Sorry for the title, but I didn’t know how else to say this. I am using PyTorch Lightning modules and building a classifier model using Transformers on tabular data. Here is the main training loop:
def training_step(self, batch, batch_idx):
tokens = batch['tokens']
y = batch['label']
mask = batch['mask']
# x = self.base_model(tokens, mask)
x = self.features_embed(tokens)
x = self.encoder(x, src_key_padding_mask=mask)
x = self.linear(x).mean(axis=1).squeeze(1)
loss = F.binary_cross_entropy_with_logits(input=x,
target=y)
self.log('train_loss', loss)
return loss
The base model commented out here is defined in the init:
class LitModelWithCategoryEmbeddings(pl.LightningModule):
def __init__(self,
num_tokens: int,
num_categories: int,
dim_model: int = 96,
dim_h: int = 128,
n_head: int = 1,
dropout: float = 0.1,
activation: str = 'relu',
num_layers: int = 2,
lr: float = 1e-3):
"""
:param num_tokens:
:param dim_model:
:param dim_h:
:param n_head:
:param dropout:
:param activation:
:param num_layers:
"""
super().__init__()
self.base_model = LitModel(
num_tokens=num_tokens,
dim_model=dim_model,
dim_h=dim_h,
num_layers=num_layers,
n_head=n_head
)
summary(self.base_model)
self.features_embed = torch.nn.Embedding(num_embeddings=num_tokens,
embedding_dim=dim_model)
self.categories_embed = torch.nn.Embedding(num_embeddings=num_categories,
embedding_dim=dim_model)
encoder_layer = torch.nn.TransformerEncoderLayer(d_model=dim_model,
nhead=n_head,
dim_feedforward=dim_h,
dropout=dropout,
activation=activation,
batch_first=True)
self.encoder = torch.nn.TransformerEncoder(encoder_layer=encoder_layer,
num_layers=num_layers)
self.linear = torch.nn.Linear(in_features=dim_model, out_features=1)
self.lr = lr
self.valid_auc = AUROC(dist_sync_on_step=True)
self.test_auc = AUROC(dist_sync_on_step=True)
self.save_hyperparameters()
The base model is another class that I was using for pretraining, but I’m trying to write similar functionality without using any pre-training, and so I created a new class. When I run this code with the base model defined in the init function, I get the AUC in the validation set that I am expecting.
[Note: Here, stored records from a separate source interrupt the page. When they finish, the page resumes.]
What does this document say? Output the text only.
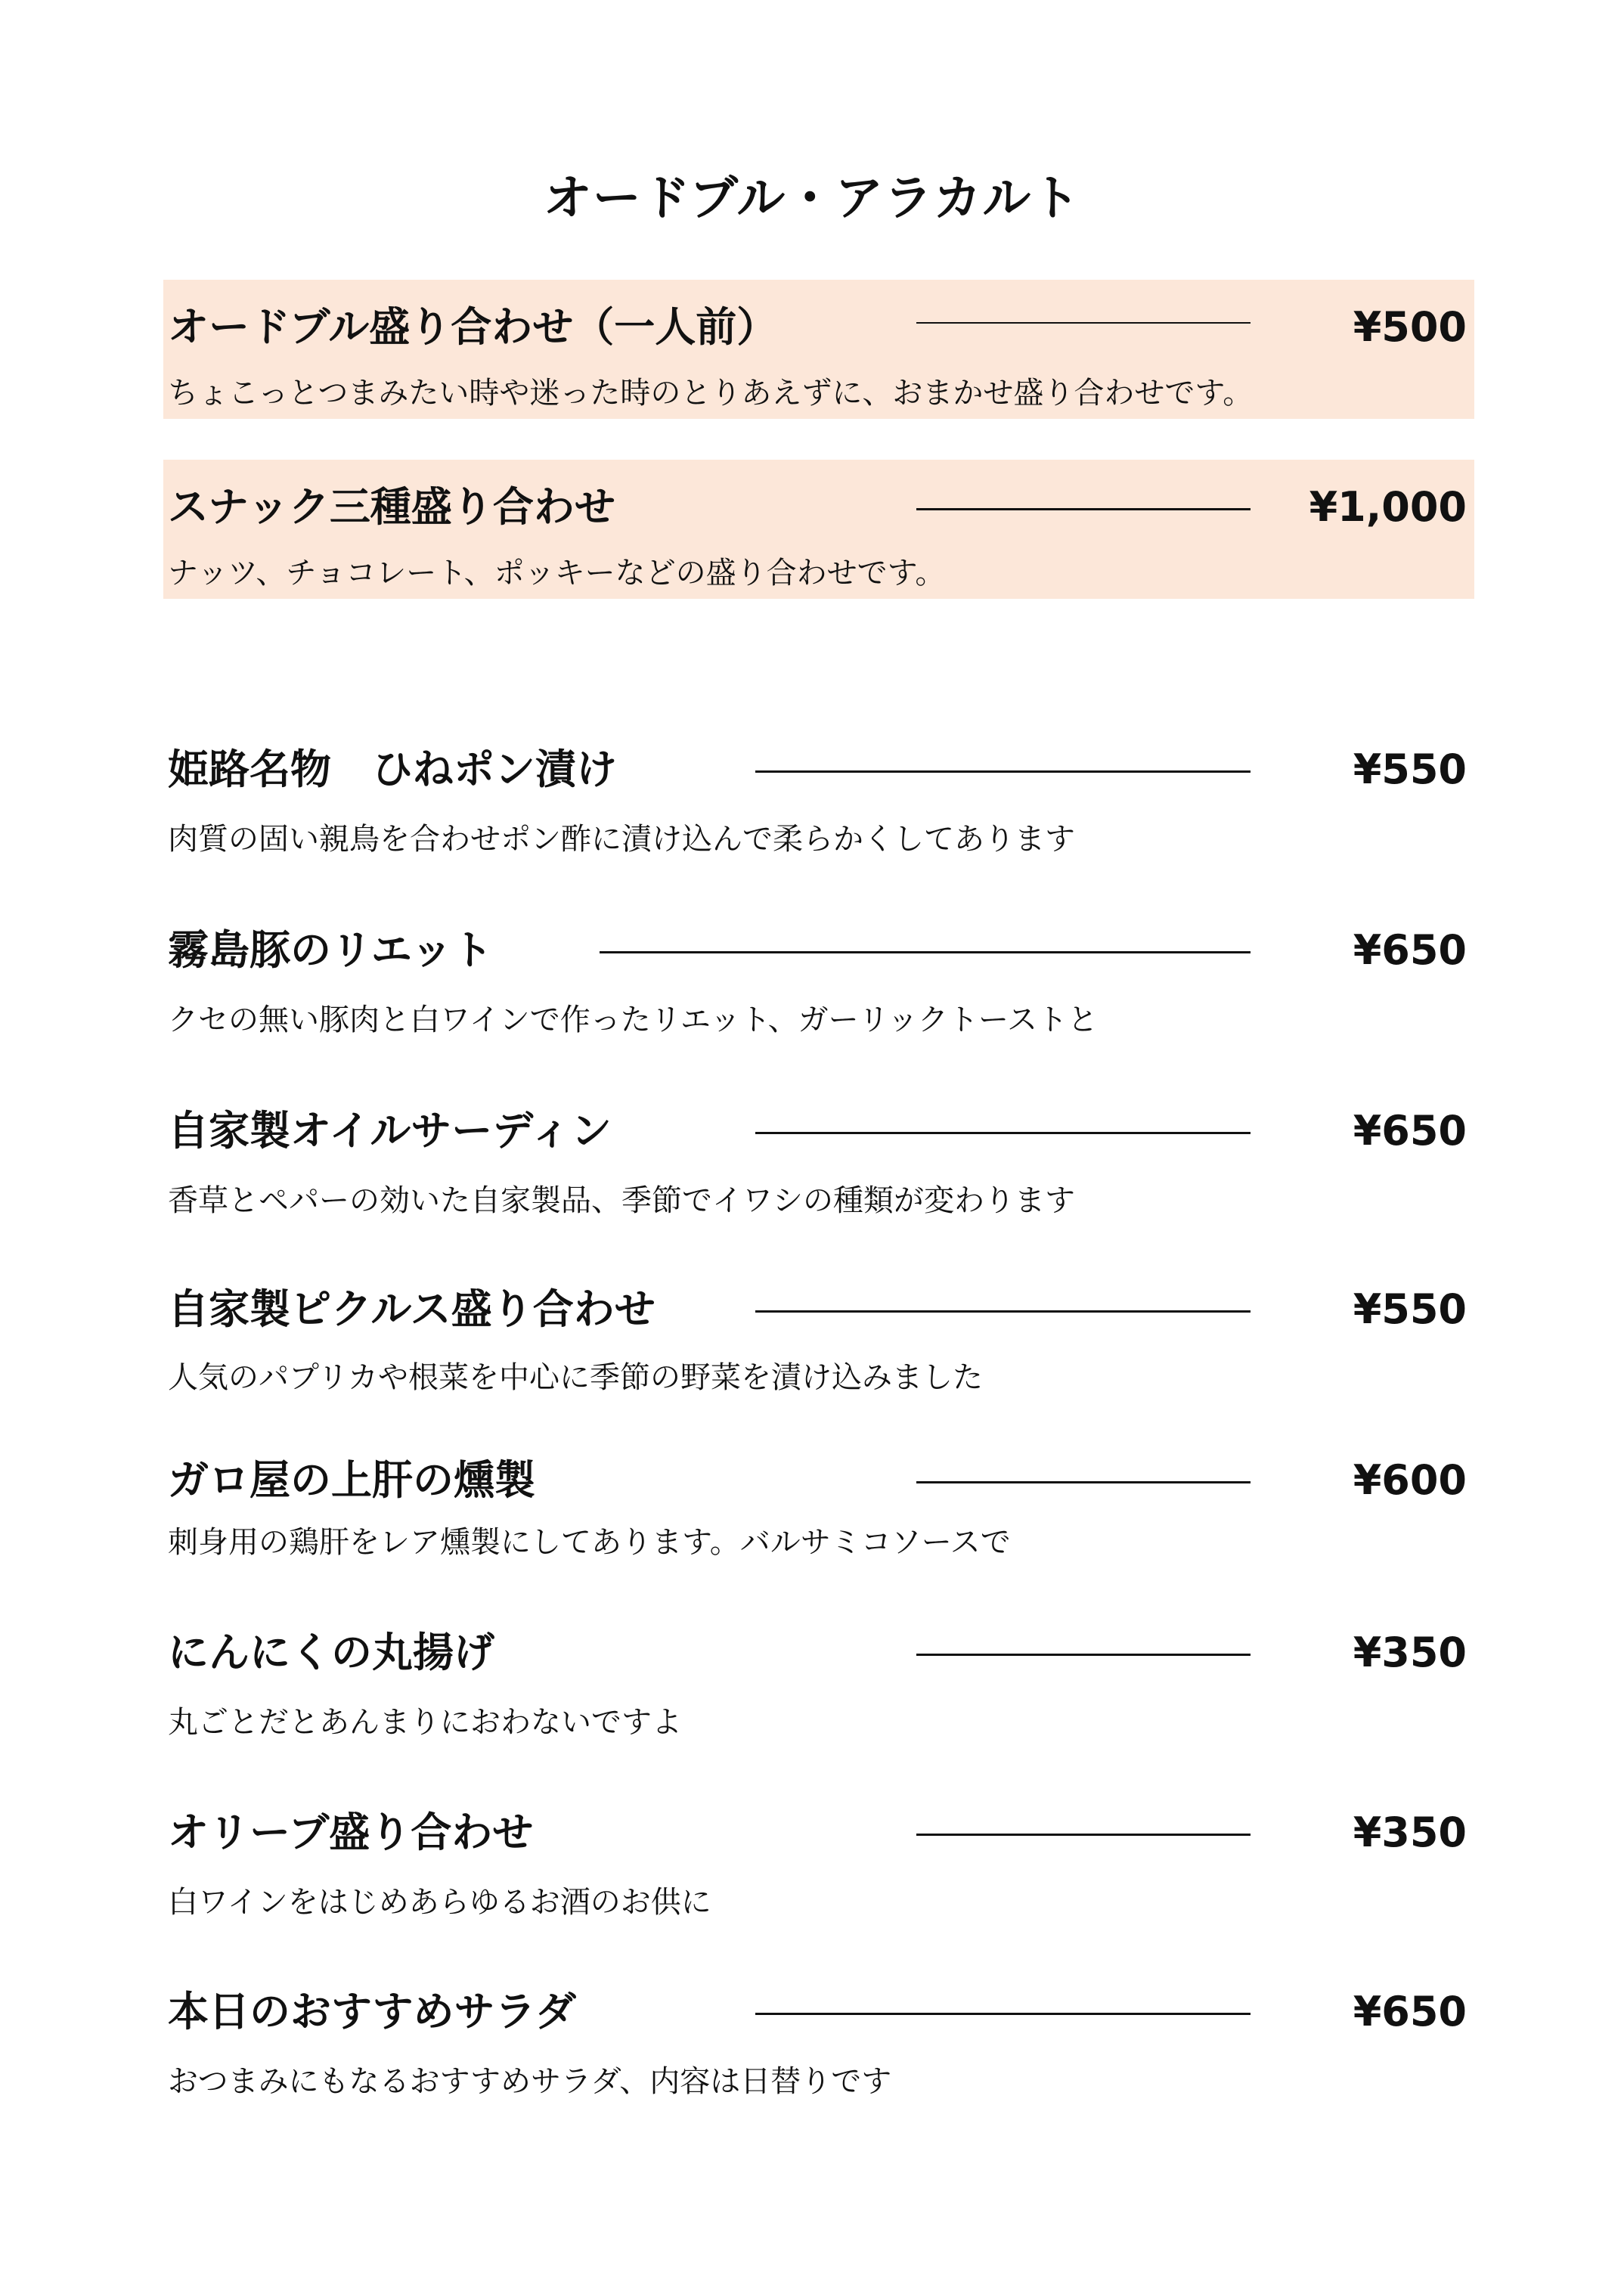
オードブル・アラカルト
オードブル盛り合わせ（一人前）	¥500
ちょこっとつまみたい時や迷った時のとりあえずに、おまかせ盛り合わせです。
スナック三種盛り合わせ	¥1,000
ナッツ、チョコレート、ポッキーなどの盛り合わせです。
姫路名物　ひねポン漬け	¥550
肉質の固い親鳥を合わせポン酢に漬け込んで柔らかくしてあります
霧島豚のリエット	¥650
クセの無い豚肉と白ワインで作ったリエット、ガーリックトーストと
自家製オイルサーディン	¥650
香草とペパーの効いた自家製品、季節でイワシの種類が変わります
自家製ピクルス盛り合わせ	¥550
人気のパプリカや根菜を中心に季節の野菜を漬け込みました
ガロ屋の上肝の燻製	¥600
刺身用の鶏肝をレア燻製にしてあります。バルサミコソースで
にんにくの丸揚げ	¥350
丸ごとだとあんまりにおわないですよ
オリーブ盛り合わせ	¥350
白ワインをはじめあらゆるお酒のお供に
本日のおすすめサラダ	¥650
おつまみにもなるおすすめサラダ、内容は日替りです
The part that is driving me insane is that if I simply comment out the defining of self.base_model
in the init, the AUC significantly decreases:
super().__init__()
# self.base_model = LitModel(
# num_tokens=num_tokens,
# dim_model=dim_model,
# dim_h=dim_h,
# num_layers=num_layers,
# n_head=n_head
# )
# summary(self.base_model)
It makes no sense to me why this snippet of code is affecting the model performance in any way because it is not being used at all in either the training loop or the validation loop. What on earth could be going on here?